Blog: „Die Hose ist zu kurz“ – Wege aus der Sucht nach dem Unglücklich-sein

von Christine Warcup (Kommentare: 0)


Bist du glücklich? Kannst du dir erlauben, glücklich zu sein? Nicht nur für einen kurzen Augenblick, sondern länger? Oder findest du gleich wieder einen Grund, nicht glücklich sein zu können, weil irgendetwas „nicht stimmt“, nicht so ist, wie du es brauchst oder möchtest?

Warum können wir nicht einfach glücklich sein? Was hindert uns daran, uns zu erlauben, glücklich zu sein? Und wie können wir das ändern?

Vielleicht meinst du, dass du einen besonders guten Grund hast, unglücklich zu sein, weil jemand dich sehr verletzt hat, dich nicht beachtet, beschämt oder verlassen hat, du Geld oder anderes verloren hast etc.

Ein kleines Beispiel

Ich habe letztens eine Geschichte gehört, die mich sehr nachdenklich gemacht hat.

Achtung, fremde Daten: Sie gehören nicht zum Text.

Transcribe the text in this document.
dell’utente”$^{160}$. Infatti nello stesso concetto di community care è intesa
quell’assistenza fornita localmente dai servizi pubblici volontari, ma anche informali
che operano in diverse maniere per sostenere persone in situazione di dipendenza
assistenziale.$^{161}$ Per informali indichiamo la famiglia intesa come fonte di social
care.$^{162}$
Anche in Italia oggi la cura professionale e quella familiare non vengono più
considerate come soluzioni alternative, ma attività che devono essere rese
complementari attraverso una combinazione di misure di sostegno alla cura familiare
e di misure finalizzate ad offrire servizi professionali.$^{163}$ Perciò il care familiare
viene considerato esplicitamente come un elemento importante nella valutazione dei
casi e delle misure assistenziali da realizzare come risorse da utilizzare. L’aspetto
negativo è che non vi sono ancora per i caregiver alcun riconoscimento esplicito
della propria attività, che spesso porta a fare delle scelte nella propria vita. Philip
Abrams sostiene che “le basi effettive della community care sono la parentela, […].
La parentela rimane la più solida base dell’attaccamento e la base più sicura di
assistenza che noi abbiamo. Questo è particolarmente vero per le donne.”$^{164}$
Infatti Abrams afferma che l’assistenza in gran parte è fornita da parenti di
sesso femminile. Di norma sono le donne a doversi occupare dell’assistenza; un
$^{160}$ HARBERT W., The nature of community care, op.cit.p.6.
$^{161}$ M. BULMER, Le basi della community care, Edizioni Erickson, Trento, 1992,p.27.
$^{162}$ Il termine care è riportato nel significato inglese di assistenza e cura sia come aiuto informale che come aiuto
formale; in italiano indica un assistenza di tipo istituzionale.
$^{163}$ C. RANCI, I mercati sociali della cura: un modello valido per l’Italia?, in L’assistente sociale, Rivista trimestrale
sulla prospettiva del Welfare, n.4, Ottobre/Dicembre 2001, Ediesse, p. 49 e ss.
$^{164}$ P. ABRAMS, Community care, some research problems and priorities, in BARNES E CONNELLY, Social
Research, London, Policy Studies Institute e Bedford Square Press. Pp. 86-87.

Eine Freundin erzählte mir von einer Heilpraktikerin, die ihr berichtet hatte, wie oft Menschen zu ihr kommen, bei denen eigentlich alles in Ordnung ist, die aber dennoch immer wieder Gründe finden, unglücklich zu sein.

Sie erzählte mir mehrere Beispiele, und eines davon fand ich besonders beeindruckend:
Eine Frau kam zu der besagten Heilpraktikerin und war sehr unglücklich. Auf die Frage nach dem Grund sagte sie, dass ihre Tochter heiraten wolle.

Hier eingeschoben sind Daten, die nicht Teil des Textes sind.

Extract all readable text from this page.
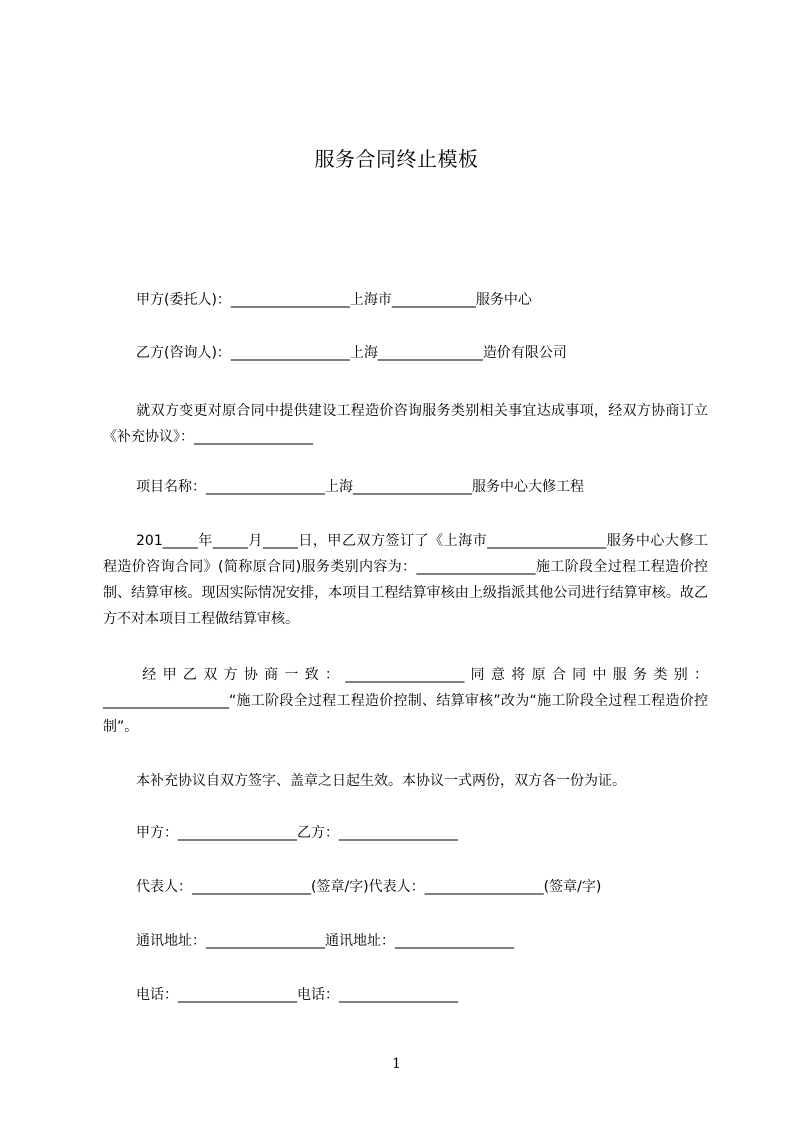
服务合同终止模板
甲方(委托人)：_________________上海市____________服务中心
乙方(咨询人)：_________________上海_______________造价有限公司
就双方变更对原合同中提供建设工程造价咨询服务类别相关事宜达成事项，经双方协商订立《补充协议》：_________________
项目名称：_________________上海_________________服务中心大修工程
201_____年_____月_____日，甲乙双方签订了《上海市_________________服务中心大修工程造价咨询合同》(简称原合同)服务类别内容为：_________________施工阶段全过程工程造价控制、结算审核。现因实际情况安排，本项目工程结算审核由上级指派其他公司进行结算审核。故乙方不对本项目工程做结算审核。
经甲乙双方协商一致：_________________同意将原合同中服务类别：__________________“施工阶段全过程工程造价控制、结算审核”改为“施工阶段全过程工程造价控制”。
本补充协议自双方签字、盖章之日起生效。本协议一式两份，双方各一份为证。
甲方：_________________乙方：_________________
代表人：_________________(签章/字)代表人：_________________(签章/字)
通讯地址：_________________通讯地址：_________________
电话：_________________电话：_________________
1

 Die Heilpraktikerin fragte, ob mit der Tochter irgendetwas nicht in Ordnung sei, was die Frau verneinte. Der Tochter ging es gut, sie war gesund und hatte einen guten Job. Daraufhin fragte die Heilpraktikerin, ob der angehende Schwiegersohn das Problem sei. Nein, nein, der sei wunderbar, habe einen guten Job etc.

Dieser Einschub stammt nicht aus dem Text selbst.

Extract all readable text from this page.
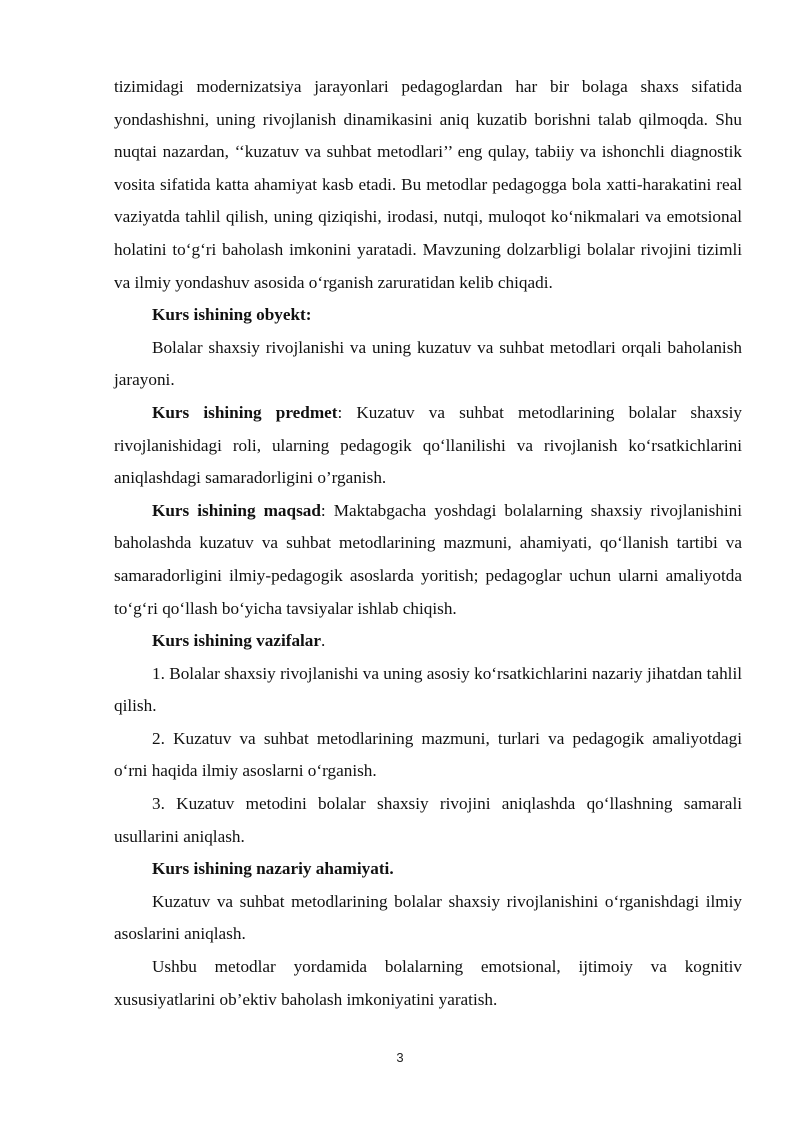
tizimidagi modernizatsiya jarayonlari pedagoglardan har bir bolaga shaxs sifatida yondashishni, uning rivojlanish dinamikasini aniq kuzatib borishni talab qilmoqda. Shu nuqtai nazardan, ‘‘kuzatuv va suhbat metodlari’’ eng qulay, tabiiy va ishonchli diagnostik vosita sifatida katta ahamiyat kasb etadi. Bu metodlar pedagogga bola xatti-harakatini real vaziyatda tahlil qilish, uning qiziqishi, irodasi, nutqi, muloqot ko‘nikmalari va emotsional holatini to‘g‘ri baholash imkonini yaratadi. Mavzuning dolzarbligi bolalar rivojini tizimli va ilmiy yondashuv asosida o‘rganish zaruratidan kelib chiqadi.

Kurs ishining obyekt:

Bolalar shaxsiy rivojlanishi va uning kuzatuv va suhbat metodlari orqali baholanish jarayoni.

Kurs ishining predmet: Kuzatuv va suhbat metodlarining bolalar shaxsiy rivojlanishidagi roli, ularning pedagogik qo‘llanilishi va rivojlanish ko‘rsatkichlarini aniqlashdagi samaradorligini o’rganish.

Kurs ishining maqsad: Maktabgacha yoshdagi bolalarning shaxsiy rivojlanishini baholashda kuzatuv va suhbat metodlarining mazmuni, ahamiyati, qo‘llanish tartibi va samaradorligini ilmiy-pedagogik asoslarda yoritish; pedagoglar uchun ularni amaliyotda to‘g‘ri qo‘llash bo‘yicha tavsiyalar ishlab chiqish.

Kurs ishining vazifalar.

1. Bolalar shaxsiy rivojlanishi va uning asosiy ko‘rsatkichlarini nazariy jihatdan tahlil qilish.

2. Kuzatuv va suhbat metodlarining mazmuni, turlari va pedagogik amaliyotdagi o‘rni haqida ilmiy asoslarni o‘rganish.

3. Kuzatuv metodini bolalar shaxsiy rivojini aniqlashda qo‘llashning samarali usullarini aniqlash.

Kurs ishining nazariy ahamiyati.

Kuzatuv va suhbat metodlarining bolalar shaxsiy rivojlanishini o‘rganishdagi ilmiy asoslarini aniqlash.

Ushbu metodlar yordamida bolalarning emotsional, ijtimoiy va kognitiv xususiyatlarini ob’ektiv baholash imkoniyatini yaratish.

3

Ja, was denn dann das Problem sei. Die Frau berichtete: „Mein Mann hat sich eine Hose für die Hochzeit gekauft, und die ist 2 cm zu kurz.

Verdrängte oder unbewusste Angst als Grund für das Unglücklich-sein

Im ersten Moment musste ich lachen. Doch dann hörte ich, was die Frau weiter gesagt hatte: „ Und wie stehen wir jetzt da!“ Da wurde mir klar, dass es nicht die „albernen“ 2 cm Hosenlänge waren, die ihr ein Problem bereiteten, sondern die Angst, verurteilt zu werden, ausgeschlossen und vielleicht sogar zum Gespött der anderen zu werden.

Diese Angst kennen wir alle in den unterschiedlichsten Facetten. Letztlich steht dahinter die Angst, nicht „ (gut) genug“ zu sein und nicht geliebt zu werden. Und dahinter steht ein uraltes Programm in uns, das noch aus der Jäger- und Sammlerzeit stammt: Wenn ich aus meiner Gruppe ausgeschlossen werde, bedeutet das den sicheren Tod.
Unser Stammhirn hat noch nicht gespeichert, dass es in unserem Land soziale Absicherungen gibt und wir nicht sofort dem Tod geweiht sind.

Wir haben eine Wahl

Oft sind es mehr oder weniger kleine, relativ unbedeutende Dinge, an denen wir uns festhalten, um unglücklich zu sein. Jemand hat uns nicht beachtet oder etwas Verletzendes gesagt, und wir halten uns die ganze Zeit mit dem auf, was wir als verletzend oder eben bedrohlich empfinden, statt uns an dem zu erfreuen, was in unserem Leben positiv ist.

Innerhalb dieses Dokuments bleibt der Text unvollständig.